How family life has changed in this country is an issue we need to understand, as the family of today is not the family of 1945, and social policy needs to follow the grain of understanding these changes to family life. Not so long ago, a child left school at 14, 15 or 16 and became an economic asset to the family. Now, of course, as some of us know to our cost, our children are financially dependent on us often right into their early to mid-20s—and for good reasons, because of the development of higher education and the need for children to equip themselves for a more sophisticated society.
The strong family, then, is an important theme, and I want to touch on two policy consequences flowing from it. The first is child care and the related issue of parental leave, which is a welcome feature of the Queen’s Speech.

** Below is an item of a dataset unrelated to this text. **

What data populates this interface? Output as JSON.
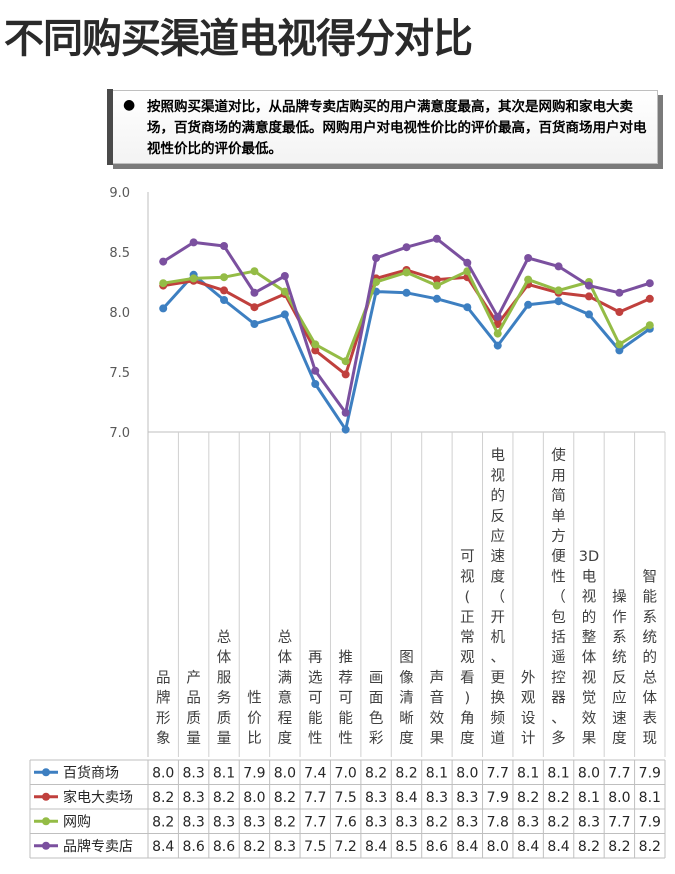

We await the detail of the Government’s proposals on parental leave and we will need to scrutinise them. The importance of these issues relates to my theme of family change. Gone are the days when it was assumed that the father would go out to work full time and the mother would stay at home to look after the children—often, in the past, quite a number of children. The fact that those days have gone is very welcome—as is the water brought over to me by my ever-so-kind Whip. I do not want to get away from the idea that the Labour Whips are tough and fearless and nasty, but they can be kind too.
As I said, those days have gone, and the rise of what many people call the dual-worker family—the rise of women and mothers in employment—has come about for good reasons. It reflects a growing equality in our society, and the high educational achievements of our girls and young women. It also reflects the fact that people are now demanding a higher living standard than was experienced by their mothers and grandmothers. In a high-cost society, two incomes are more desirable than one.